We have no idea whether the [ICC] order can properly be construed in this fashion. We therefore cannot act to enforce the ... order so construed until we know unambiguously what rights the order accords plaintiffs and whether the order has indeed been violated. That is the sort of determination (involving an extremely complex ICC-supervised merger) classically committed to agency discretion under the doctrine of primary jurisdiction.

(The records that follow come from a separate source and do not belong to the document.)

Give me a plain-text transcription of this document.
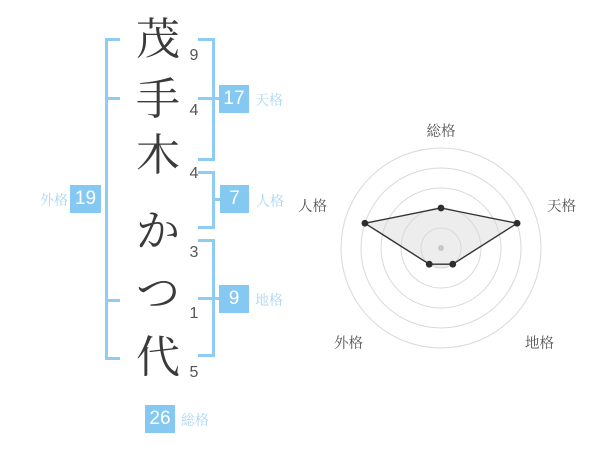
茂
手
木
か
つ
代
9
4
4
3
1
5
外格 19
17 天格
7	人格
9	地格
26 総格
総格
天格
地格
外格
人格
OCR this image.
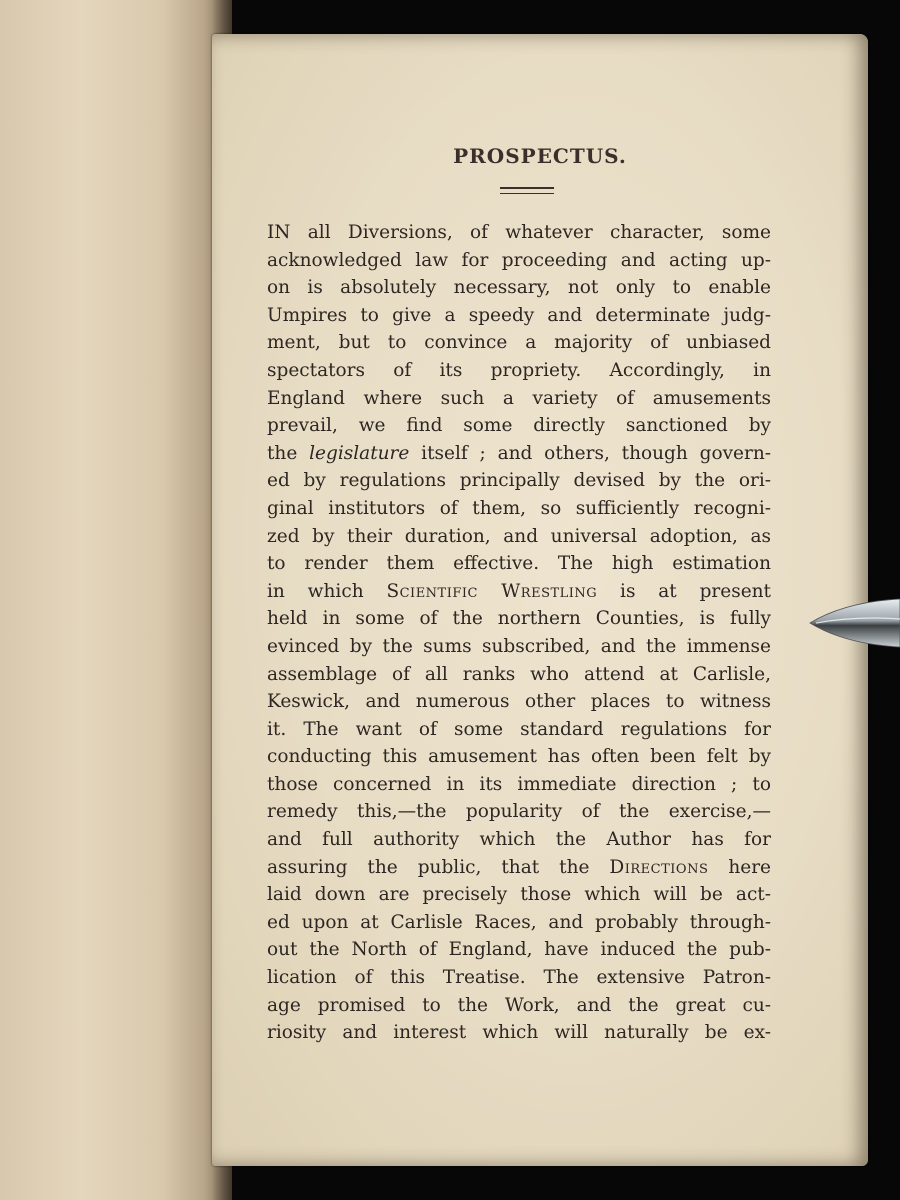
PROSPECTUS.
IN all Diversions, of whatever character, some
acknowledged law for proceeding and acting up-
on is absolutely necessary, not only to enable
Umpires to give a speedy and determinate judg-
ment, but to convince a majority of unbiased
spectators of its propriety. Accordingly, in
England where such a variety of amusements
prevail, we find some directly sanctioned by
the legislature itself ; and others, though govern-
ed by regulations principally devised by the ori-
ginal institutors of them, so sufficiently recogni-
zed by their duration, and universal adoption, as
to render them effective. The high estimation
in which Scientific Wrestling is at present
held in some of the northern Counties, is fully
evinced by the sums subscribed, and the immense
assemblage of all ranks who attend at Carlisle,
Keswick, and numerous other places to witness
it. The want of some standard regulations for
conducting this amusement has often been felt by
those concerned in its immediate direction ; to
remedy this,—the popularity of the exercise,—
and full authority which the Author has for
assuring the public, that the Directions here
laid down are precisely those which will be act-
ed upon at Carlisle Races, and probably through-
out the North of England, have induced the pub-
lication of this Treatise. The extensive Patron-
age promised to the Work, and the great cu-
riosity and interest which will naturally be ex-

Zapp v. United Transportation Union, 727 F.2d 617 (7th Cir. 1984). Precisely the same may be said of this dispute. We simply cannot say with any certainty whether the ICC orders relating to the creation of the Penn Central system were violated by the seniority scheme underlying this dispute. That question, from which flows the resolution of this claim, properly lies within the discretion of the ICC. Accordingly, the district court properly dismissed the claim.

Appellants now argue that, at worst, the ICC-related claims should have been stayed pending a determination by the agency. Although such a procedure is permissible under the doctrine of primary jurisdiction, see Hansen, supra, 689 F.2d at 714, it is not necessary where all the relief sought may be obtained before the ICC or in a reinstituted proceeding, see Zapp, supra, 727 F.2d at 625. If the ICC rules that the seniority scheme here at issue violates its orders, the employees simply may initiate a new action to enforce that determination. Accordingly, dismissal will not irreparably prejudice the plaintiffs, and was thus proper. See Carnation Co. v. Pacific Westbound Conference, 383 U.S. 213, 86 S. Ct. 781, 15 L. Ed. 2d 709 (1966).

Judge Miner correctly held that the unfair representation claims against the union were barred by the relevant six-month limitations period borrowed from Section 10(b) of the National Labor Relations Act, 29 U.S.C. § 160(b) (1982). Del Costello v. International Brotherhood of Teamsters, 462 U.S. 151, 103 S. Ct. 2281, 76 L. Ed. 2d 476 (1983); Welyczko v. U.S. Air, Inc., 733 F.2d 239 (2d Cir.), cert. denied, --- U.S. ----, 105 S. Ct. 512, 83 L. Ed. 2d 402 (1984). Whether their cause of action is held to have accrued in 1968-69, when the agreements giving rise to the seniority system were signed; or 1970, by which time the appellants admit they were aware of their lowered seniority; or even 1982, at which time they were allegedly affected by their seniority under the scheme, the complaint filed on August 10, 1983 was untimely. We agree with the district court's holding that the union's activity (or lack thereof) since the agreements were entered into does not constitute a continuing violation, thus tolling the six-month statute of limitations.

We have carefully considered appellants' other arguments on appeal, and find them to be without merit.

Accordingly, the judgment of the district court is affirmed.